Monday, March 07, 2005

How to fix Social Security

I have recently passed the mid-way point in my working years. I've been a tax paying worker for over 30 years (that would make me somewhere around 48..........OK......I'm 48 and the half way point was 5 years ago.........darn stubborn facts) and have worried about Social Security being "there for me" for at least 20 of those years. The truth is this; the older I get, the less I worry about it. But if I were a young worker now, I would want the Social Security system repaired, and turned into something more akin to a retirement system. What's that you say? "Social Security is a retirement system!" No, it's a tax and pay program which is rotten, corrupt, and unsalvageable.

Bothwell (I do enjoy reading his blog) posts today on the "Lock Box" idea. It's a good idea, but how does it ever get implemented?

First things first is what I say. Admit that Social Security is just a tax on wages to pay for old people's retirements. Once that simple hurdle is jumped, we can begin to talk about what's next.

What's next is that we make it very clear that we will continue to tax all workers to pay for old people's retirements. Everyone who retires in the next 10-20 years will be called Group A, and will not be affected at all. They will pay the same tax,and reap the same retirement payments. Everyone younger than that, who will retire from 21-40 years from now will be called Group B, and will be taxed at the same rate, but 25% of that tax must go into a 401K. Group B will not reap the benifits of the 401K. Instead, they will get the same retirement payments as Group A while the 401K builds equity for the future. Group C will be those retiring from 41-60 years from now, and will pay the same tax, but 50% will go into a 401K. They will retire with the same retirement benifits as Group A and B, but it will be paid for from the built up equity in the 401K that have been sitting since Group B began paying. Group D will be everyone younger than Group C, and will pay 1/2 the tax Groups A, B, and C paid, and will retire with their own 401K paying the bill. The built up equity in the original 401Ks will continue to pay Groups B and C until they all pass on to eternity (group A ...which includes me...will all be dead by then). Whatever is left in the 401Ks after B and C die can be thrown back into the genreal fund and wasted just like Social Security taxes are now. It would be a nostalgic bit of revelry for lawmakers.

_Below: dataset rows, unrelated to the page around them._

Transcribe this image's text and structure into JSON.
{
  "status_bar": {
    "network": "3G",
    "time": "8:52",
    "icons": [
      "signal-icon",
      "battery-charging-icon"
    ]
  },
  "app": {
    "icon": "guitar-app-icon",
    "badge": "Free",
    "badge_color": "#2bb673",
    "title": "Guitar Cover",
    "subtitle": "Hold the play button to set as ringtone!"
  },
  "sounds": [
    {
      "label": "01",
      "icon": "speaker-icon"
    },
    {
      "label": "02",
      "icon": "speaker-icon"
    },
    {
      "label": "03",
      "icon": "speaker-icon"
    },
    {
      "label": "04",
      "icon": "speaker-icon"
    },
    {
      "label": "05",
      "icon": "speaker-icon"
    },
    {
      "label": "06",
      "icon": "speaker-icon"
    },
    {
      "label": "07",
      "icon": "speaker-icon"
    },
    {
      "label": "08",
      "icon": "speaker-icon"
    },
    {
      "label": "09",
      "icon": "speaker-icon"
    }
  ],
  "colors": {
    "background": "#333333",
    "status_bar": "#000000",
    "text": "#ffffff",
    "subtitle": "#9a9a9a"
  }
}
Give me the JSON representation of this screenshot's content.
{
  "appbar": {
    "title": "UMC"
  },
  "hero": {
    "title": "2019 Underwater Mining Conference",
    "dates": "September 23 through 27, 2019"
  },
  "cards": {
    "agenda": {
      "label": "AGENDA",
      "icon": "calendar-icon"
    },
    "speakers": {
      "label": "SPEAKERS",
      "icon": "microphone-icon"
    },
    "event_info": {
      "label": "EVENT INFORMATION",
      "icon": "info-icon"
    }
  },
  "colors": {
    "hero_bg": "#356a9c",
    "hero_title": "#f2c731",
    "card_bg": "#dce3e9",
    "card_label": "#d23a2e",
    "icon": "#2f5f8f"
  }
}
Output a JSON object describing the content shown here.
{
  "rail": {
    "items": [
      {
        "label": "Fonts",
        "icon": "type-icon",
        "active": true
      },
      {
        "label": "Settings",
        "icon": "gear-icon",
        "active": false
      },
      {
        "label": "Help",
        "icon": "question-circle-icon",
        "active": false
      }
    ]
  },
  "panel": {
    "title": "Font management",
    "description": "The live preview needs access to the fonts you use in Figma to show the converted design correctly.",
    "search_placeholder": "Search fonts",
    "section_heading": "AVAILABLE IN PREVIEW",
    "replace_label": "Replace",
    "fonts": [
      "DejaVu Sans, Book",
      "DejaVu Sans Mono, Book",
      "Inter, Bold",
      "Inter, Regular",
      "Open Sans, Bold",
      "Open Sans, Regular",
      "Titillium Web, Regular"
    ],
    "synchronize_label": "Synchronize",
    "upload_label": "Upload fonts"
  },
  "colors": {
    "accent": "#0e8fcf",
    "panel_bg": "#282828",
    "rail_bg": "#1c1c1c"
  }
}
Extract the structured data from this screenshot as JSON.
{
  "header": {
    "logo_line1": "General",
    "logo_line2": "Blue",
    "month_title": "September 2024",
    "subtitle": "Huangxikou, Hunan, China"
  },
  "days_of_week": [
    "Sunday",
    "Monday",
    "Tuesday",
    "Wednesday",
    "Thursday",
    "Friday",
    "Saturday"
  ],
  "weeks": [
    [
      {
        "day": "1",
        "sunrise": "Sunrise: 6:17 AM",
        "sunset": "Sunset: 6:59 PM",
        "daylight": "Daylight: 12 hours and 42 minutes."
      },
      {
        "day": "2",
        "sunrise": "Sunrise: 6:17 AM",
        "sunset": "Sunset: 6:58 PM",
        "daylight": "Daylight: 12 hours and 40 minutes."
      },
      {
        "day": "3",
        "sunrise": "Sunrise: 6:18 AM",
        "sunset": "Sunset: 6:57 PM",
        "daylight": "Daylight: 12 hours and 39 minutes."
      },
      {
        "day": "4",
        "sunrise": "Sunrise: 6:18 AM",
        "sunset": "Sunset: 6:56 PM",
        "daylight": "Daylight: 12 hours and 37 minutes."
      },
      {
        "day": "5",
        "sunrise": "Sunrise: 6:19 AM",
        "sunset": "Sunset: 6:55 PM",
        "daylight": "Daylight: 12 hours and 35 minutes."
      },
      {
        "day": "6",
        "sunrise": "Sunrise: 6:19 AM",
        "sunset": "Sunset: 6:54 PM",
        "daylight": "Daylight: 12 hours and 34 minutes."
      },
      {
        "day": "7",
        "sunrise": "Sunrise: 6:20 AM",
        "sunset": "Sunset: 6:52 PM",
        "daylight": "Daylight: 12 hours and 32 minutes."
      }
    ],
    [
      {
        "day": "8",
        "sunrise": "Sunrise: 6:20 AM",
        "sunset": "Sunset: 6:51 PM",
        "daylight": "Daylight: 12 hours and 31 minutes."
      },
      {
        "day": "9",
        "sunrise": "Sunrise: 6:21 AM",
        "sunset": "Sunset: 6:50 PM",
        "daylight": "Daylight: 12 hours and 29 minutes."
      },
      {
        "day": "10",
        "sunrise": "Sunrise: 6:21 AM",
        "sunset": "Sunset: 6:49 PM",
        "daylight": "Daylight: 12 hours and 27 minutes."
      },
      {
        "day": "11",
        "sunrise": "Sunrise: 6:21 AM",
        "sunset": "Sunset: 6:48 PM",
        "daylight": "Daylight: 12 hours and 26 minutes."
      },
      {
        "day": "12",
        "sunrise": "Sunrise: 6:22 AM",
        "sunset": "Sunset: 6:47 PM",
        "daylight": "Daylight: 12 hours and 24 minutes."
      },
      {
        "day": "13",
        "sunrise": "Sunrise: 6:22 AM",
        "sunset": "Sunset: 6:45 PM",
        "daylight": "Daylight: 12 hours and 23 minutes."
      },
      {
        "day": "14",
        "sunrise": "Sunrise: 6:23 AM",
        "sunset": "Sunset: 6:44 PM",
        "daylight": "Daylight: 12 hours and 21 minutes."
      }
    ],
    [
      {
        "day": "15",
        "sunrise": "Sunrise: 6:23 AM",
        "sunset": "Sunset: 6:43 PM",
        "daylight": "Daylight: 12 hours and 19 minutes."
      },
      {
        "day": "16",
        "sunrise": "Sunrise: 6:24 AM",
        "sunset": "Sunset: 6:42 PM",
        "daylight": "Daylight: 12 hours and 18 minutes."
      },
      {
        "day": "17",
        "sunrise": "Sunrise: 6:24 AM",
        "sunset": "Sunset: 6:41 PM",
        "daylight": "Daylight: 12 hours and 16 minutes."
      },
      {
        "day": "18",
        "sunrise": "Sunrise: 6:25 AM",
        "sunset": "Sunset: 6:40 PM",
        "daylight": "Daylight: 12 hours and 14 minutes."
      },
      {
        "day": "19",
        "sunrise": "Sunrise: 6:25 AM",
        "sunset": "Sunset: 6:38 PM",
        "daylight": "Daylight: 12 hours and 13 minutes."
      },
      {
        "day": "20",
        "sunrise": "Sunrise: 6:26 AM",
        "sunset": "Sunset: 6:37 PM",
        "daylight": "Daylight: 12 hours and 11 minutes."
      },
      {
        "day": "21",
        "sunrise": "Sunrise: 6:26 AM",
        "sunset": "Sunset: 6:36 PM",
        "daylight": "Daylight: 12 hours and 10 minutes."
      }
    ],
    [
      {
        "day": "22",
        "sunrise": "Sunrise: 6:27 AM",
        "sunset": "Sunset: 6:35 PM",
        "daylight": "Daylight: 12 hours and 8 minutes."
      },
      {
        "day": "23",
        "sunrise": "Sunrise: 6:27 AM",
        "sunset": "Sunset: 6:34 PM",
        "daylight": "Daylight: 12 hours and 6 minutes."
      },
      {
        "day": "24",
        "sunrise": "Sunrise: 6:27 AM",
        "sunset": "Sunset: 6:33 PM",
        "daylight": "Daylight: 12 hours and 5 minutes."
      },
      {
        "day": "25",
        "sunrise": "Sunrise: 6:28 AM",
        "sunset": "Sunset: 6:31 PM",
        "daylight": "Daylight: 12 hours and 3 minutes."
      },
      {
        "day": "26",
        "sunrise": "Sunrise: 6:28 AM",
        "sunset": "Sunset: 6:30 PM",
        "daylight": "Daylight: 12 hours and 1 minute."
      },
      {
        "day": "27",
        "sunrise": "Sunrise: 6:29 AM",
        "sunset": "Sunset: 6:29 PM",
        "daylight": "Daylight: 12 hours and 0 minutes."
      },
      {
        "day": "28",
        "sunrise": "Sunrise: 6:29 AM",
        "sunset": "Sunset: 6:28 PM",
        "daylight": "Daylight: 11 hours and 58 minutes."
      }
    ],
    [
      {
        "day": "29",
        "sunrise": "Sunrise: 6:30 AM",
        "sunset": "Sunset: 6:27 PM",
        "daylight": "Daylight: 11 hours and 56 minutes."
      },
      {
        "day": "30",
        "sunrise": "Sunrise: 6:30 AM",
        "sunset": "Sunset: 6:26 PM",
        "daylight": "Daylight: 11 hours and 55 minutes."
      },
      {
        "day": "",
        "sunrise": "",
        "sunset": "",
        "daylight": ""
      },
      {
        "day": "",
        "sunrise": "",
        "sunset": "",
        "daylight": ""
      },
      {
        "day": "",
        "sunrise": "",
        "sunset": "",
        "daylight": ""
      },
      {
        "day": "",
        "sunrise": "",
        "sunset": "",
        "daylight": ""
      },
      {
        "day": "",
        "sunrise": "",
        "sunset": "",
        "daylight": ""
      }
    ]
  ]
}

Americans will submit to the idea of being taxed for the next 60 years if they know that in 70 years their grandchildren will be free from suffering under the same messed up system we now have. I'm no wizard with numbers, but I'd bet a million...........er, make that my hat...........that if someone ran these numbers it would work. The 401Ks would build up so rapidly with compounding interest that the need for tax increases would be eraticated. It may even be able to progress more rapidly than I have stated it.

The point is this.........a measly 3 to 5 percent of the social security tax voluntarily put into 401Ks by individuals, the boldest proposal to date, won't amount to a pot to ..........brew tea in. We must think big, outside the box, and the first step is to admit the truth. Social Security is a tax, not a retirement system.